To find d²y/dx², we need to differentiate the equation for y with respect to x twice.
Given that x = a (cos t + log tan t/2) and y = a sin t, we can express y in terms of x and t by substituting the value of x into the equation for y:
y = a sin t
= a sin (arccos (x/a - log tan t/2))
To differentiate y with respect to x, we need to use the chain rule.
Let's start by finding dy/dt:
dy/dt = a cos (arccos (x/a - log tan t/2)) * (d/dt (arccos (x/a - log tan t/2)))
= a cos (arccos (x/a - log tan t/2)) * (d/dt (x/a - log tan t/2))
= a cos (arccos (x/a - log tan t/2)) * (1/a - (1/2) * sec²(t/2))

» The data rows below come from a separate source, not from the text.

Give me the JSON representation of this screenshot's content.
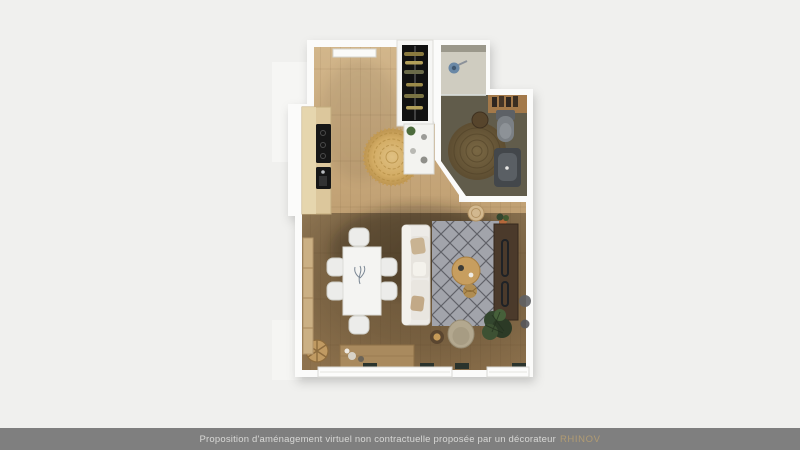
{
  "page": {
    "bg": "#f0f0ee"
  },
  "footer": {
    "bg": "#7f7f7f",
    "text_color": "#d8d8d6",
    "disclaimer": "Proposition d'aménagement virtuel non contractuelle proposée par un décorateur",
    "brand": "RHINOV",
    "brand_color": "#b19b72"
  },
  "palette": {
    "page_bg": "#f0f0ee",
    "footer_bg": "#7f7f7f",
    "footer_text": "#d8d8d6",
    "brand_color": "#b19b72",
    "slab": "#fbfbfa",
    "wood_light": "#cdb084",
    "wood_dark": "#9c7f57",
    "bath_floor": "#615c4b",
    "shower_floor": "#cfccc0",
    "counter_wood": "#dcc79c",
    "appliance_black": "#161616",
    "rug_jute": "#6e5c3c",
    "rug_entry": "#d2ab63",
    "rug_living": "#a2a4ab",
    "sofa_white": "#edebe7",
    "table_white": "#f4f4f2",
    "sideboard_brown": "#4b3a2b",
    "plant_green": "#33462e",
    "accent_tan": "#c79e5f"
  }
}
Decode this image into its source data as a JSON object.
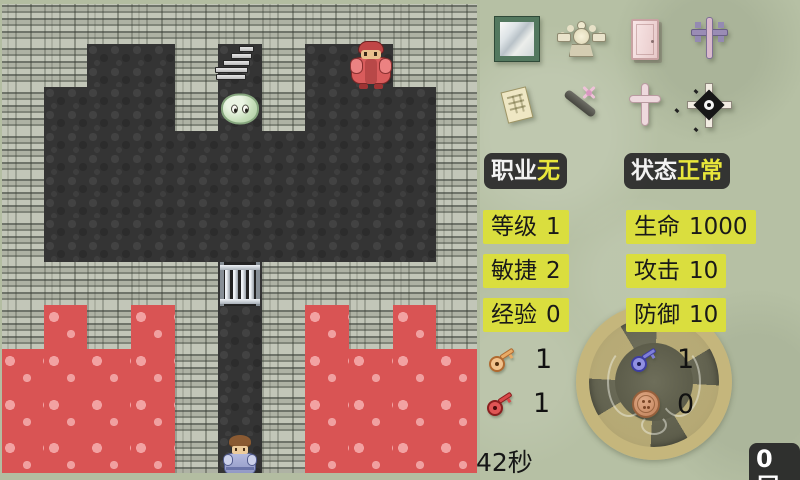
{
  "map": {
    "rows": [
      "LLLLLLLLLLL",
      "LLDDLSLDELL",
      "LDDDLMLDDDL",
      "LDDDDDDDDDL",
      "LDDDDDDDDDL",
      "LDDDDDDDDDL",
      "LLLLLGLLLLL",
      "LVLVLDLVLVL",
      "VVVVLDLVVVV",
      "VVVVLDLVVVV",
      "VVVVLHLVVVV"
    ],
    "legend": {
      "L": "light-floor",
      "D": "dark-floor",
      "V": "lava",
      "S": "stairs-up",
      "M": "slime-monster",
      "E": "red-guard-monster",
      "G": "iron-gate",
      "H": "player-hero"
    },
    "colors": {
      "light_floor": "#9aa092",
      "dark_floor": "#343434",
      "lava": "#d95454",
      "edge_green": "#b3bda1"
    }
  },
  "panel": {
    "colors": {
      "panel_bg": "#b6c0a4",
      "badge_dark": "#2c2c2c",
      "badge_yellow": "#dade3e",
      "value_yellow": "#e9e73b"
    },
    "items": [
      "mirror",
      "winged-medal",
      "door",
      "purple-cross",
      "scroll",
      "pickaxe",
      "pink-cross",
      "compass-star"
    ],
    "job": {
      "label": "职业",
      "value": "无"
    },
    "status": {
      "label": "状态",
      "value": "正常"
    },
    "stats": [
      {
        "id": "level",
        "label": "等级",
        "value": "1"
      },
      {
        "id": "hp",
        "label": "生命",
        "value": "1000"
      },
      {
        "id": "agility",
        "label": "敏捷",
        "value": "2"
      },
      {
        "id": "attack",
        "label": "攻击",
        "value": "10"
      },
      {
        "id": "exp",
        "label": "经验",
        "value": "0"
      },
      {
        "id": "defense",
        "label": "防御",
        "value": "10"
      }
    ],
    "inventory": [
      {
        "icon": "yellow-key",
        "count": "1"
      },
      {
        "icon": "blue-key",
        "count": "1"
      },
      {
        "icon": "red-key",
        "count": "1"
      },
      {
        "icon": "coin",
        "count": "0"
      }
    ],
    "timer": "42秒",
    "floor": "0层"
  }
}
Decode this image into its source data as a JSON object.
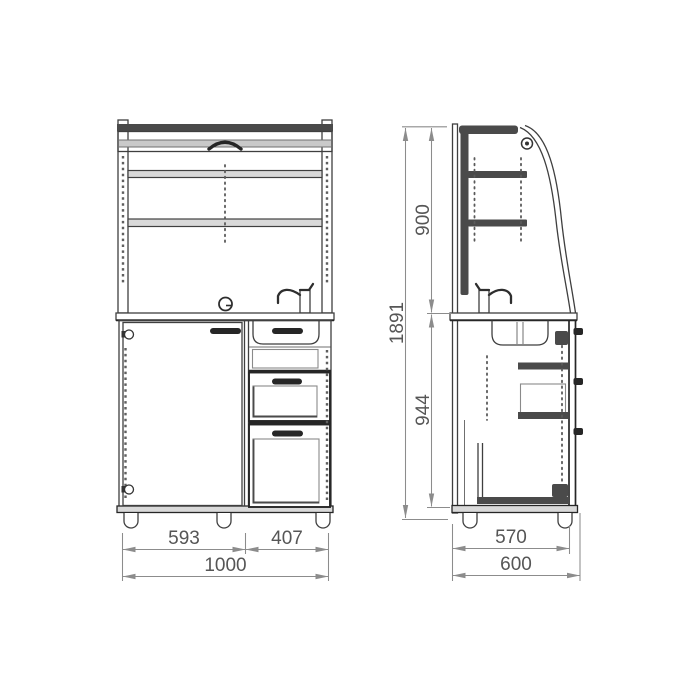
{
  "drawing": {
    "front_view": {
      "dim_door_width": "593",
      "dim_drawers_width": "407",
      "dim_total_width": "1000"
    },
    "side_view": {
      "dim_upper_height": "900",
      "dim_lower_height": "944",
      "dim_total_height": "1891",
      "dim_body_depth": "570",
      "dim_total_depth": "600"
    }
  },
  "colors": {
    "background": "#ffffff",
    "object_line": "#3f3f3f",
    "heavy_line": "#262626",
    "fill_dark": "#4a4a4a",
    "dim_line": "#8c8c8c",
    "dim_text": "#565656"
  }
}
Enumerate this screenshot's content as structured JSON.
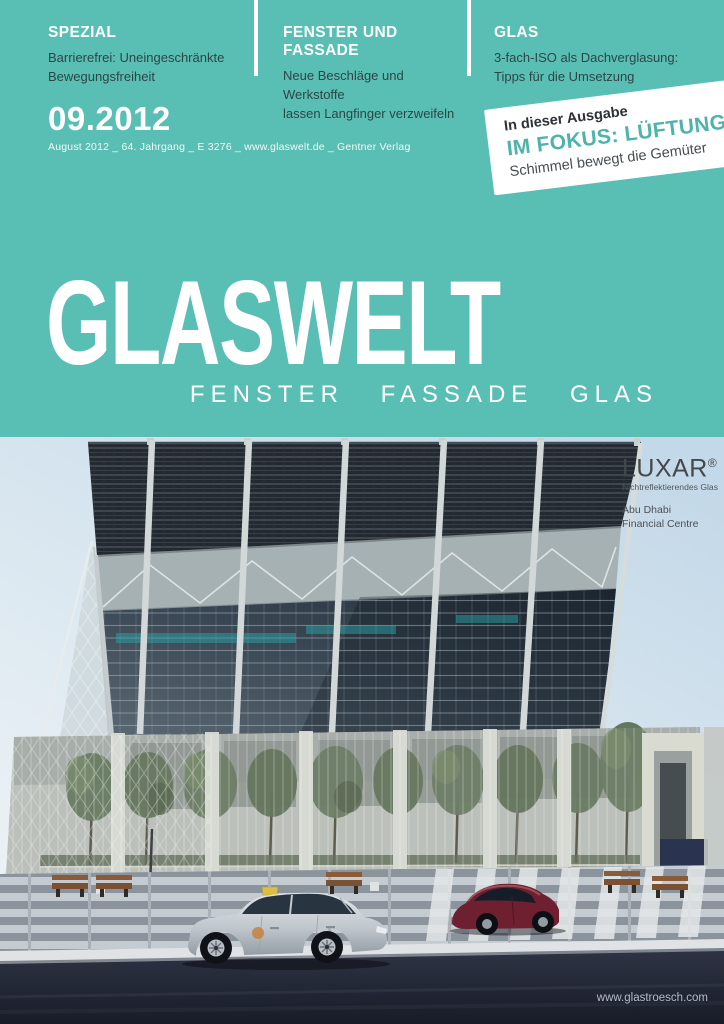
{
  "cover": {
    "topics": [
      {
        "label": "SPEZIAL",
        "line1": "Barrierefrei: Uneingeschränkte",
        "line2": "Bewegungsfreiheit"
      },
      {
        "label": "FENSTER UND FASSADE",
        "line1": "Neue Beschläge und Werkstoffe",
        "line2": "lassen Langfinger verzweifeln"
      },
      {
        "label": "GLAS",
        "line1": "3-fach-ISO als Dachverglasung:",
        "line2": "Tipps für die Umsetzung"
      }
    ],
    "issue": {
      "number": "09.2012",
      "meta": "August 2012 _ 64. Jahrgang _ E 3276 _ www.glaswelt.de _ Gentner Verlag"
    },
    "badge": {
      "kicker": "In dieser Ausgabe",
      "title": "IM FOKUS: LÜFTUNG",
      "subtitle": "Schimmel bewegt die Gemüter"
    },
    "masthead": {
      "title": "GLASWELT",
      "tagline": "FENSTER FASSADE GLAS"
    }
  },
  "photo_ad": {
    "brand": "LUXAR",
    "reg": "®",
    "product": "Nichtreflektierendes Glas",
    "location1": "Abu Dhabi",
    "location2": "Financial Centre",
    "website": "www.glastroesch.com"
  },
  "colors": {
    "teal": "#59beb4",
    "badge-teal": "#4cb4ab",
    "ink": "#2d4646",
    "road": "#252a3a",
    "sky": "#dbe7ef"
  }
}
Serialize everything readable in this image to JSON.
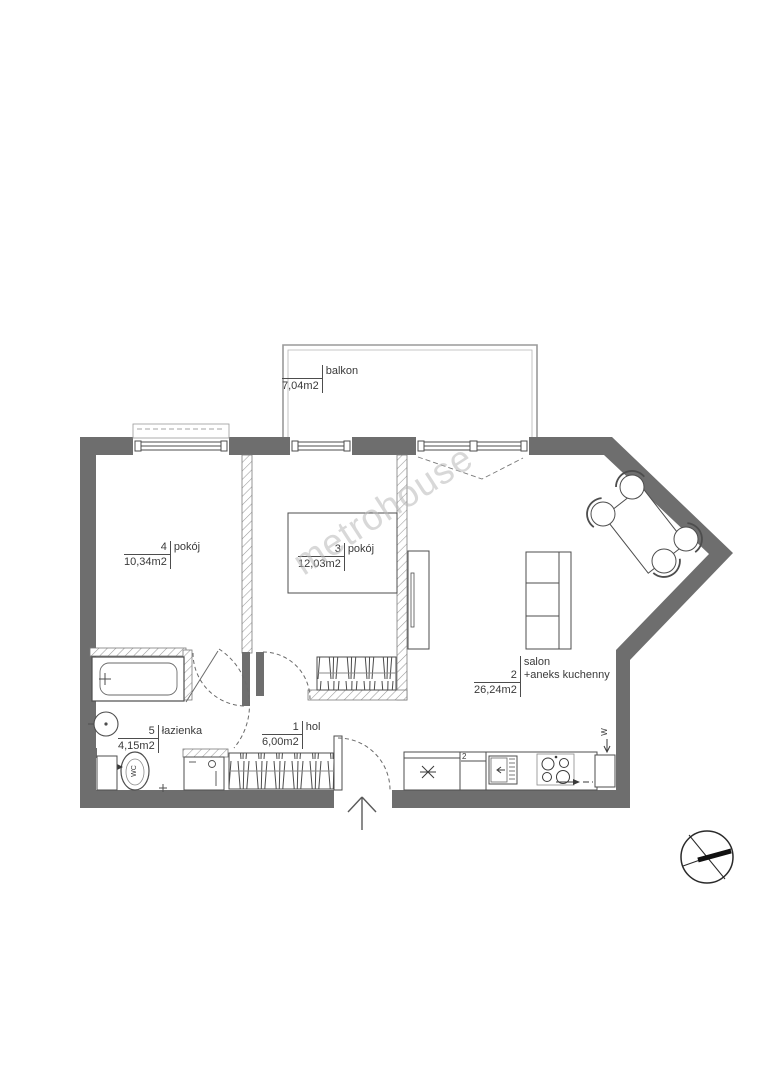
{
  "watermark": "metrohouse",
  "rooms": {
    "balkon": {
      "number": "",
      "name": "balkon",
      "area": "7,04m2"
    },
    "room4": {
      "number": "4",
      "name": "pokój",
      "area": "10,34m2"
    },
    "room3": {
      "number": "3",
      "name": "pokój",
      "area": "12,03m2"
    },
    "salon": {
      "title": "salon",
      "number": "2",
      "name": "+aneks kuchenny",
      "area": "26,24m2"
    },
    "lazienka": {
      "number": "5",
      "name": "łazienka",
      "area": "4,15m2"
    },
    "hol": {
      "number": "1",
      "name": "hol",
      "area": "6,00m2"
    }
  },
  "annotations": {
    "kitchen_cabinet_number": "2",
    "vent_symbol": "W",
    "wc_label": "WC"
  },
  "colors": {
    "wall": "#6e6e6e",
    "line": "#4d4d4d",
    "watermark": "#b9b9b9",
    "background": "#ffffff"
  }
}
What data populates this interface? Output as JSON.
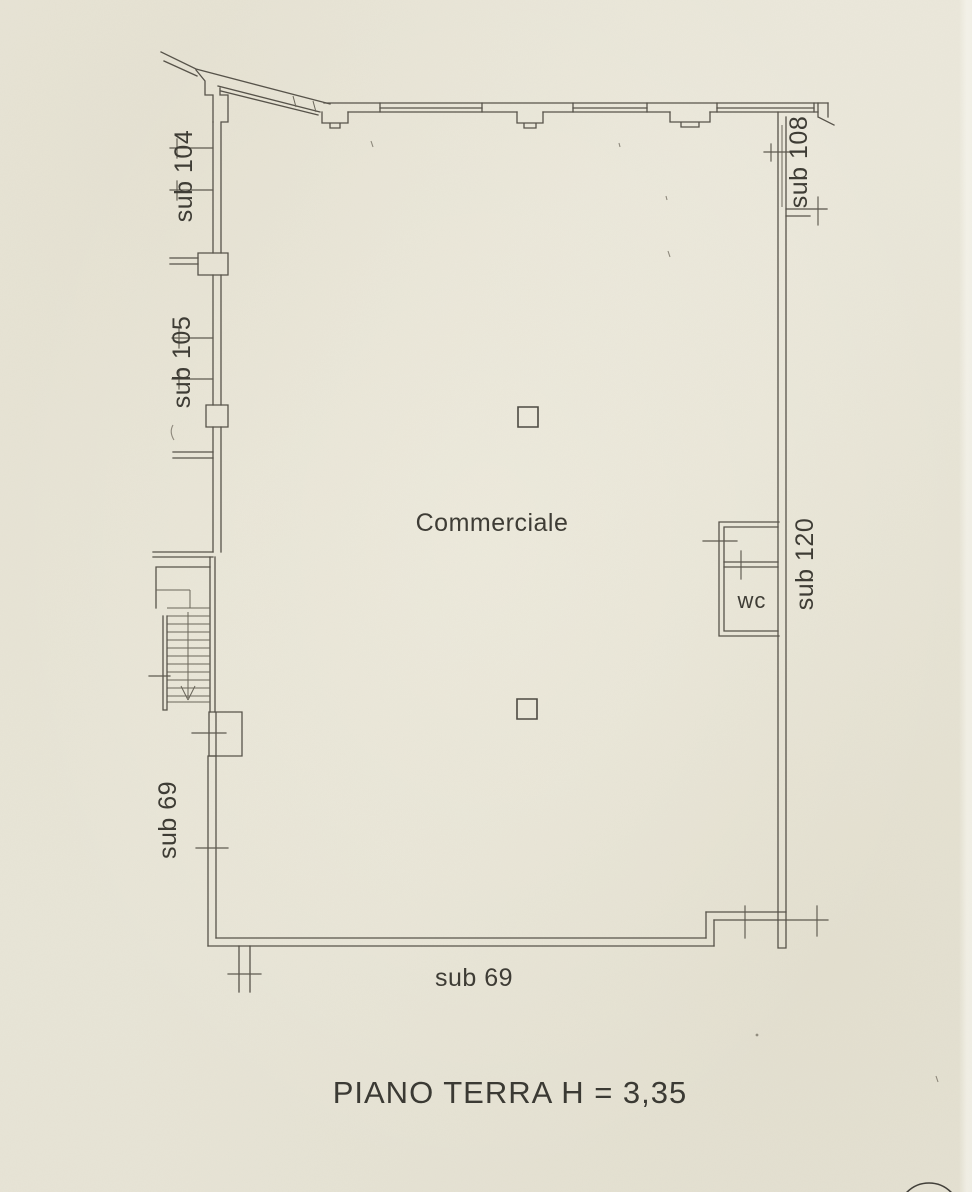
{
  "document": {
    "kind": "cadastral floor plan (scanned)",
    "caption": "PIANO TERRA H = 3,35"
  },
  "palette": {
    "paper": "#eae7da",
    "ink": "#57534a",
    "text": "#3e3c35"
  },
  "plan": {
    "room_label": "Commerciale",
    "wc_label": "wc",
    "subunit_labels": {
      "left_top": "sub 104",
      "left_middle": "sub 105",
      "right_top": "sub 108",
      "right_middle": "sub 120",
      "left_bottom": "sub 69",
      "bottom": "sub 69"
    }
  }
}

Now, let's differentiate dy/dt with respect to x using the chain rule:
(d²y/dx²) = (dy/dt) / (dx/dt)
= (dy/dt) / (d/dt (a (cos t + log tan t/2)))
To find dx/dt, let's differentiate x with respect to t:
dx/dt = d/dt (a (cos t + log tan t/2))
= -a sin t + (1/tan t/2) * (1/(cos² t/2)) * (1/2)
= -a sin t + (1/tan t/2) * (2/(cos t + 1)) * (1/2)
= -a sin t + (1/tan t/2) * (1/(cos t + 1))
= -a sin t + (1/tan t/2) * (1/(cos t + 1))
Now, let's substitute dy/dt and dx/dt into the expression for d²y/dx²:
(d²y/dx²) = (dy/dt) / (dx/dt)
= (a cos (arccos (x/a - log tan t/2)) * (1/a - (1/2) * sec²(t/2))) / (-a sin t + (1/tan t/2) * (1/(cos t + 1)))
To find d²y/dx² at t = π/3, substitute t = π/3 into the expression:
(d²y/dx²) = (a cos (arccos (x/a - log tan (π/3)/2)) * (1/a - (1/2) * sec²(π/6/2))) / (-a sin (π/3) + (1/tan (π/3)/2) * (1/(cos (π/3) + 1)))
Simplifying this expression will give you the value of d²y/dx² at t = π/3.